The first one of those was the scene in the boy scout camp, around the end of the first section of book 1. That scene, in many ways, was the root of the entire High Moor series and it grew out of a boy scout camping trip in the actual location used in the book. My friends and I used to sneak into the second-hand bookshop in the indoor market when we were around eight or nine years old, and we would look at the covers, scaring ourselves witless but unable to tear ourselves away. One of those books was Wolfen, by Whitley Streiber. One of my friends decided it would be funny to say that one of the scenes in the book was a werewolf attack on a cub scout camp. It wasn’t. The little shit was just saying that to me while at a cub scout camp under a full moon to scare me, and in some respects, the actual book was much more terrifying than that when I came to read it, years later. But the campfire story was frightening enough for me to wait until everyone had gone to sleep, pack my stuff up and walk 15 miles home through country lanes at 2 in the morning. The imagined horror of that scene stayed with me for years until I finally excised it from my psyche and got it down on paper.

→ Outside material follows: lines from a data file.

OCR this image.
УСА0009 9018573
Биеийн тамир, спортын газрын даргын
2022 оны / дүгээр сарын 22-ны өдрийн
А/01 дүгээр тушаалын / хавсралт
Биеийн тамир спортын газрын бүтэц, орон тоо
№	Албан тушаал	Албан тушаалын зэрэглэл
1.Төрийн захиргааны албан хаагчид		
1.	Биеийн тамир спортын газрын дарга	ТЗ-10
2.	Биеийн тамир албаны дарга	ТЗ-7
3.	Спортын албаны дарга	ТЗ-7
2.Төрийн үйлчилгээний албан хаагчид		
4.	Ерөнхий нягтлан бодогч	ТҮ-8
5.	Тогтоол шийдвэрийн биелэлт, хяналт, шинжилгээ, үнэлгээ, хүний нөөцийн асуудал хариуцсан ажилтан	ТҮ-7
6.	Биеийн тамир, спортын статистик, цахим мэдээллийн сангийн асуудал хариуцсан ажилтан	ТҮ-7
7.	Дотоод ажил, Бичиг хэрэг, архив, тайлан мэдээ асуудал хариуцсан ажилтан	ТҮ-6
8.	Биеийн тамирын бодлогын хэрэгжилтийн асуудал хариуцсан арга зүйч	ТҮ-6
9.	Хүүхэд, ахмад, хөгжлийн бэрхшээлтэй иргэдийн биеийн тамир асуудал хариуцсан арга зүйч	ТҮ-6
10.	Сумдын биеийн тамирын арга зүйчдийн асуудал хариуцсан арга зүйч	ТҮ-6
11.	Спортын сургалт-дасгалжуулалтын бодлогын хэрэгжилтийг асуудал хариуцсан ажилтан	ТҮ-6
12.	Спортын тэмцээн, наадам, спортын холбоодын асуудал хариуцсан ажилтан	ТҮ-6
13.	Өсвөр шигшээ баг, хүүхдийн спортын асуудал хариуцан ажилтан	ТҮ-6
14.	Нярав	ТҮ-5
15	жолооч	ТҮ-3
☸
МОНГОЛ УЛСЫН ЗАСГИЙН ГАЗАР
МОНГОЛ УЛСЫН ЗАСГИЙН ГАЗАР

The other element from the book that was based on real-life was the Durham Beast mythology. The crops up a few times in the book, and in actuality there was a Puma roaming the countryside near where I lived, slaughtering sheep and the like. It was taken seriously enough that the police visited the local schools, forbidding us to go into the woods, and to always hang out in groups. There is even a scene where a truck driver spots the werewolf, and again, that is taken from an actual sighting of the Durham Beast in the 1980s, where a truck driver gets out of his cab to relieve himself in the middle of the night and is confronted by a massive creature with gleaming green eyes and white teeth.
Q7. What is next for you, and for Horrific Tales?
Horrific Tales has some fantastic books coming out in the next twelve months, including:
Simon Bestwick’s haunting short story collection, And Cannot Come Again.
Kit Power’s novella A Song for the End
The long-awaited third instalment of William Holloway’s epic Lovecraftian series The Black Church (Immortal Body 2)
Joseph D’Lacey’s absolutely brilliant eco-horror comedy (think Downton Abbey meets The Thing, and you aren’t far off) called Weed.
We are also running an open submissions period in July and August as if I didn’t have enough to do.
As far as my own writing goes, I have honestly struggled in recent years to get much more than short stories down on paper. Still, I am trying to carve some time out to get some words down on a new horror trilogy. The first one is called Unnatural and is set in the High Moor universe but not exactly werewolf related. I have a novella called Dark and Lonely Water that I really want to get finished, as well as a short story I need to produce for one of Matt Shaw’s anthologies. So 2020 and 2021 are shaping up to be busy years for me.
Thank you so much Graeme. For anyone who doesn’t know, this man means a lot to me. Not only does he live down the road, but he has mentored me and edited my work. I owe a lot of my knowledge and confidence in my stories to him. Also, the fact he published Leaders of the Pack featuring 2 of my most fave authors ever is a nice bonus.